Strether’s hostess, it might have been made out, just escaped changing colour. Reflexion arrived but in time and established a provisional serenity. It was perhaps exactly this that enabled her to say with duplicity: “And you’re going—?”

“You almost deserve it when you abandon me so.”

She shook her head as if this were not worth taking up. “My
absence has helped you—as I’ve only to look at you to see. It was my calculation, and I’m justified. You’re not where you were. And the thing,” she smiled, “was for me not to be there either. You can go of yourself.”

“Oh but I feel to-day,” he comfortably declared, “that I shall want you yet.”

She took him all in again. “Well, I promise you not again to leave you, but it will only be to follow you. You’ve got your momentum and can toddle alone.”

He intelligently accepted it. “Yes—I suppose I can toddle. It’s the sight of that in fact that has upset Waymarsh. He can bear it—the way I strike him as going—no longer. That’s only the climax of his original feeling. He wants me to quit; and he must have written to Woollett that I’m in peril of perdition.”

“Ah good!” she murmured. “But is it only your supposition?”

“I make it out—it explains.”

“Then he denies?—or you haven’t asked him?”

“I’ve not had time,” Strether said; “I made it out but last night, putting various things together, and I’ve not been since then face to face with him.”

She wondered. “Because you’re too disgusted? You can’t trust yourself?”

He settled his glasses on his nose. “Do I look in a great rage?”

“You look divine!”

“There’s nothing,” he went on, “to be angry about. He has done me on the contrary a service.”

She made it out. “By bringing things to a head?”
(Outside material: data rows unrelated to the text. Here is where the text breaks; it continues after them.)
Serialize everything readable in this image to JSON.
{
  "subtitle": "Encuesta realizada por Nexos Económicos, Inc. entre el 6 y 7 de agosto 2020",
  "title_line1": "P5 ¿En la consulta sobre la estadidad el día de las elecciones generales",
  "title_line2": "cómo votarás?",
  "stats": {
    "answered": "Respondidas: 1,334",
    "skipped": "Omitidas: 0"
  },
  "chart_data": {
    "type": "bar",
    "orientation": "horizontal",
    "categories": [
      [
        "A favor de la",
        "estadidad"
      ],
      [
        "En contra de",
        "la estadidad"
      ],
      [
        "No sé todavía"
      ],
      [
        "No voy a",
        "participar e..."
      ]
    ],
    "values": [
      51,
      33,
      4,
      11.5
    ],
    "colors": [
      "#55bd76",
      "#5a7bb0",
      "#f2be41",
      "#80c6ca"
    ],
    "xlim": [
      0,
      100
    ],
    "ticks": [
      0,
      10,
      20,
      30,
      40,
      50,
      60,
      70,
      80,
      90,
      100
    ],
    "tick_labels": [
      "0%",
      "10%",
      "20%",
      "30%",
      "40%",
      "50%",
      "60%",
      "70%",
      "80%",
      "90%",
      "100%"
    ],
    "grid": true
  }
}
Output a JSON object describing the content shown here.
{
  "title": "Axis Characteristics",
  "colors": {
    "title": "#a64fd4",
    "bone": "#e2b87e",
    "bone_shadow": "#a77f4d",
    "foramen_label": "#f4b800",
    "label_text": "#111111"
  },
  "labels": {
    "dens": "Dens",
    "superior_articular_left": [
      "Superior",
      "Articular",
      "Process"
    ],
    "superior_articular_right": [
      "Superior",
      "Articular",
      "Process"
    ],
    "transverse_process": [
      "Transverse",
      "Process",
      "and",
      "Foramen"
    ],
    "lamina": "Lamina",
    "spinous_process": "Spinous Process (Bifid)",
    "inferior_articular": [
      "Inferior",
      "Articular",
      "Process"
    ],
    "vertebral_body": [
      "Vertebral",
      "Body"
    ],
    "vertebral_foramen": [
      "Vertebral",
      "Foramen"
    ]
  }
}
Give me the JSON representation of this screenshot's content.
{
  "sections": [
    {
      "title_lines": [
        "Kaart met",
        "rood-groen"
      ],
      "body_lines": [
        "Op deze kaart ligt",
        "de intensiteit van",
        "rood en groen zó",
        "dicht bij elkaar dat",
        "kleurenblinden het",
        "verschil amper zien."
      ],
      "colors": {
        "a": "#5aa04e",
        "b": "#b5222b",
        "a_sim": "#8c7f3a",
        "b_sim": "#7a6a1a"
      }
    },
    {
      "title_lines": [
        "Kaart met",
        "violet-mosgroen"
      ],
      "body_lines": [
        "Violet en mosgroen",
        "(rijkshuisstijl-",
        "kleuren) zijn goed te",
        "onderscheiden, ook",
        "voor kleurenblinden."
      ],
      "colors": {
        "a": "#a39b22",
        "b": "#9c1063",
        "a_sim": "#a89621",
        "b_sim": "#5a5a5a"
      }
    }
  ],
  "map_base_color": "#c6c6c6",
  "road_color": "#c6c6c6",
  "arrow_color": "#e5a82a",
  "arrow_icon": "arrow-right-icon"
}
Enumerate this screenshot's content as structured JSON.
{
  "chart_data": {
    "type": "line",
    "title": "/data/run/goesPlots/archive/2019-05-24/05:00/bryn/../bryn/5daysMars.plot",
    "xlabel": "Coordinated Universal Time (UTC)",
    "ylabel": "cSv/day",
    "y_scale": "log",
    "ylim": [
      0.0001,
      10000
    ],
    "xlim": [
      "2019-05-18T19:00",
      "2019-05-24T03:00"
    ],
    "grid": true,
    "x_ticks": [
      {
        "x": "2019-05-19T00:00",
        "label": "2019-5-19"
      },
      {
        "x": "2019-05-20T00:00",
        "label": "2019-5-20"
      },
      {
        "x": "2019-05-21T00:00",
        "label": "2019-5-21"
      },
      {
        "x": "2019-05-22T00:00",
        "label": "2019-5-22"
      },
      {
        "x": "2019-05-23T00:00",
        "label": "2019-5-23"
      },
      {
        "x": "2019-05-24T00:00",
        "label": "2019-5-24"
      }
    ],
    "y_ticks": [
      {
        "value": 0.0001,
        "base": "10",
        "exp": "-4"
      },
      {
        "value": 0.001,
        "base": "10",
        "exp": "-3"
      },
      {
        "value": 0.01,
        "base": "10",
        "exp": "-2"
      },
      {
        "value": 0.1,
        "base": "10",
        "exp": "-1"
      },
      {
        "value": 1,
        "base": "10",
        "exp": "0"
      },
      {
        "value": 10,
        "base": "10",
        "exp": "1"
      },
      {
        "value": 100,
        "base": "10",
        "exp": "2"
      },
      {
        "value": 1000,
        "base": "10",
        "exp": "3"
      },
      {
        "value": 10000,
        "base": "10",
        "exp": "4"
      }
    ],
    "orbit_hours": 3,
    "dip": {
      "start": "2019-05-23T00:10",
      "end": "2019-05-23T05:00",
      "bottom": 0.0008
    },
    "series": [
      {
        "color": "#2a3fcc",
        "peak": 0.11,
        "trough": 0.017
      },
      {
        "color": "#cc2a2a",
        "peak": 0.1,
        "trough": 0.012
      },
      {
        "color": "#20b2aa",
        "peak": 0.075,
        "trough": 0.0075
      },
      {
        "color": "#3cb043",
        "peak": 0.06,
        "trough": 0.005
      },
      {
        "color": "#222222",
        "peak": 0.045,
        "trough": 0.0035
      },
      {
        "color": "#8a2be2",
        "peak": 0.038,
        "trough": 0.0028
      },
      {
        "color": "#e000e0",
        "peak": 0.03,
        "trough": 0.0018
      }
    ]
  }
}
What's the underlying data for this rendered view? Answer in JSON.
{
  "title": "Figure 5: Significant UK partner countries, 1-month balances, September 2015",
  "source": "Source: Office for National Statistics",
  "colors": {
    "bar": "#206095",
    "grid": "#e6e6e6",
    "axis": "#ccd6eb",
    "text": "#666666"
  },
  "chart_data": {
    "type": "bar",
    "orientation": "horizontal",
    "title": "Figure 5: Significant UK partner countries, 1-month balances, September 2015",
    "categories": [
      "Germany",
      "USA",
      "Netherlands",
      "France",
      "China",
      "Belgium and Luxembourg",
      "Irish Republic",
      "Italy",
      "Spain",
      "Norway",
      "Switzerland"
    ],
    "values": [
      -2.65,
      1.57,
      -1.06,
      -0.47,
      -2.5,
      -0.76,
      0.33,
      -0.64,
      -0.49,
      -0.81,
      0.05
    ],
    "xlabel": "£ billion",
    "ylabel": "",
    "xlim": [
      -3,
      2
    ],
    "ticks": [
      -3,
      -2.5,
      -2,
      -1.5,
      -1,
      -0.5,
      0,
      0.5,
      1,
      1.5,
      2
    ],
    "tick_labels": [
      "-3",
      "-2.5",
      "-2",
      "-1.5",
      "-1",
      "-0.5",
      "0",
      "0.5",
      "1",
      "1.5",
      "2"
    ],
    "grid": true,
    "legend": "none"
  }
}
“How well you understand!” he almost groaned. “Waymarsh won’t in the least, at any rate, when I have it out with him, deny or extenuate. He has acted from the deepest conviction, with the best conscience and after wakeful nights. He’ll recognize that he’s fully responsible, and will consider that he has been highly successful; so that any discussion we may have will bring us quite
together again—bridge the dark stream that has kept us so thoroughly apart. We shall have at last, in the consequences of his act, something we can definitely talk about.”